TVRINews – Jakaarta
Presiden Prabowo Subianto menyatakan pertumbuhan ekonomi nasional pada semester I-2026 mencapai level tertinggi dalam 13 tahun terakhir, didukung kebijakan fiskal yang seimbang di tengah ketidakpastian geopolitik dan lonjakan harga energi dunia.
Di tengah lanskap geopolitik global yang diwarnai volatilitas harga energi serta tekanan mata uang internasional, perekonomian Indonesia mencatatkan kinerja yang resilien. Presiden Prabowo Subianto menegaskan bahwa fondasi makroekonomi domestik tetap kokoh menghadapi berbagai disrupsi eksternal.
Pernyataan tersebut disampaikan Kepala Negara dalam pidato pengantar Rancangan Undang-Undang Anggaran Pendapatan dan Belanja Negara (RUU APBN) 2027 beserta Nota Keuangan di Gedung Nusantara, Kompleks Parlemen, Senayan, Jakarta, pada Jumat 14 Agustus 2026.
Berdasarkan data resmi, perekonomian nasional pada kuartal II 2026 tumbuh sebesar 5,29% secara tahunan (year-on-year). Capayan tersebut sekaligus menggenjot total pertumbuhan semester I-2026 pada level 5,45%. Angka ini merepresentasikan ekspansi ekonomi semester pertama tertinggi yang dibukukan Indonesia dalam kurun waktu 13 tahun terakhir.
"Namun di tengah tekanan dan ketidakpastian global tersebut, kita bersyukur perekonomian kita tetap berdiri tegak. Ekonomi kita pada semester pertama tahun ini tumbuh tertinggi dalam 13 tahun terakhir," ujar Presiden Prabowo di hadapan para pimpinan dan anggota dewan.
Di tengah eskalasi konflik regional yang memicu lonjakan harga komoditas energi serta tingginya suku bunga acuan global, Indonesia memilih untuk tidak berkompromi antara aspek ekspansi dan kehati-hatian fiskal.

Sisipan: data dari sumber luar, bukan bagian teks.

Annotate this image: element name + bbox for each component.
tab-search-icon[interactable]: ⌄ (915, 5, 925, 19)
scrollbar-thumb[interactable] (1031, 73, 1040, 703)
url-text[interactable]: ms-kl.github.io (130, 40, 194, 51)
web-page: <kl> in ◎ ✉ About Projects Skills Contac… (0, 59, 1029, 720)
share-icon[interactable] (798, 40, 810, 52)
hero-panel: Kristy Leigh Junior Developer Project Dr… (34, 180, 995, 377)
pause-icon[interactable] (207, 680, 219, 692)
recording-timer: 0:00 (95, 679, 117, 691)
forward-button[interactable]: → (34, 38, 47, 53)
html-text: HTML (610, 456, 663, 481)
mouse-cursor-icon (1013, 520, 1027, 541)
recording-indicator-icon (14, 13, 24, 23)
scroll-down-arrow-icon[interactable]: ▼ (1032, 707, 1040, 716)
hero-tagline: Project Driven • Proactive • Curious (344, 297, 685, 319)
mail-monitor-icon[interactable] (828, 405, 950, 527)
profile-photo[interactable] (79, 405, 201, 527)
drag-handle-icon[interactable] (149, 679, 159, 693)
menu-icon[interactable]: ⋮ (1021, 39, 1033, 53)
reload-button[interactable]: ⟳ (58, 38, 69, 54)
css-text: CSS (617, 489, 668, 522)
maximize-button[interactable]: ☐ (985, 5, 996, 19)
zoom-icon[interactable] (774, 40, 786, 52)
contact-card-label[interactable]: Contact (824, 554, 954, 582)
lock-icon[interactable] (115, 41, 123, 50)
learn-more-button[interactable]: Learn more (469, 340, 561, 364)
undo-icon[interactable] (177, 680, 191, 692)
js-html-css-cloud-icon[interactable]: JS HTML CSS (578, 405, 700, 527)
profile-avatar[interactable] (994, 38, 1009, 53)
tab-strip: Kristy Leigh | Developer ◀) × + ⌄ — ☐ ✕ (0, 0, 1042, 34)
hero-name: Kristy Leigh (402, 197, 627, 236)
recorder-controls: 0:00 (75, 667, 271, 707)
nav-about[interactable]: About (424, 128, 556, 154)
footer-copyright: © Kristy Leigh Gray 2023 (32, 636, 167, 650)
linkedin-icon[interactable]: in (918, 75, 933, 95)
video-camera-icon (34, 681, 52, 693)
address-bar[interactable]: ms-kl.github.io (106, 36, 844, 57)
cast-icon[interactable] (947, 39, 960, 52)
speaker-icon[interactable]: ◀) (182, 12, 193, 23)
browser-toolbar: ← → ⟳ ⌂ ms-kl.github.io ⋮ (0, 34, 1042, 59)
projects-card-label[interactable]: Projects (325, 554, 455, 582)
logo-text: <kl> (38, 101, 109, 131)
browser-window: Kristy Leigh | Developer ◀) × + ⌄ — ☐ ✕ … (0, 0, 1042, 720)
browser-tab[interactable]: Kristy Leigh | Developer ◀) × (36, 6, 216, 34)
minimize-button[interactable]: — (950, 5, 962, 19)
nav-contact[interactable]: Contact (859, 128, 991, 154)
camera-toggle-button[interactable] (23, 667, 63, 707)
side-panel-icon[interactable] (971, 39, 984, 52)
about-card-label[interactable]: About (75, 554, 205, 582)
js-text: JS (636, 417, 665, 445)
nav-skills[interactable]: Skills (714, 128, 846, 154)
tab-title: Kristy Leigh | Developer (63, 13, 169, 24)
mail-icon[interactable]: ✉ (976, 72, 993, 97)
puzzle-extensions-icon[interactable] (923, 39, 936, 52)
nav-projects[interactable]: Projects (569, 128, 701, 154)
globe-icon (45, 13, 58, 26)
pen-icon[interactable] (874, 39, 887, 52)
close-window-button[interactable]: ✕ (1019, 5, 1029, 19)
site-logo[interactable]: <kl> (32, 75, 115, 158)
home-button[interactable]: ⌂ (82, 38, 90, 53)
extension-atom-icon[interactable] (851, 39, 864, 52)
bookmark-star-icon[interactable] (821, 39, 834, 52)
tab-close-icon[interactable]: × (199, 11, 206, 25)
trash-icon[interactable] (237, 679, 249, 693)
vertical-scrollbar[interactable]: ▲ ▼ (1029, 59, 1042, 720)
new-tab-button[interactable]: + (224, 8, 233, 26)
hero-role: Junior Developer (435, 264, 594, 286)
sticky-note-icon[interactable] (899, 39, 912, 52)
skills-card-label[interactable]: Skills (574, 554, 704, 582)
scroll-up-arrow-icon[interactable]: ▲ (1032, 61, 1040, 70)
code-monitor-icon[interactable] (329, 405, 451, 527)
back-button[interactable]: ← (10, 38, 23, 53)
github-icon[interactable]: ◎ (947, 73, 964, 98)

Menurut Presiden, pemerintah secara konsisten menerapkan kebijakan ganda yang menjaga keseimbangan antara stimulus kesejahteraan masyarakat dan disiplin fiskal anggaran negara.
"Kita tidak memilih antara membantu rakyat dan menjaga APBN; kita melakukan kedua-duanya. Pimpinan dan anggota dewan, dunia melihat dan memantau sikap kita," tegasnya.
Dengan kombinasi kebijakan moneter yang terukur dan intervensi fiskal yang tepat sasaran, Indonesia dinilai mampu mempertahankan momentum pemulihan serta menjaga daya beli masyarakat secara berkelanjutan.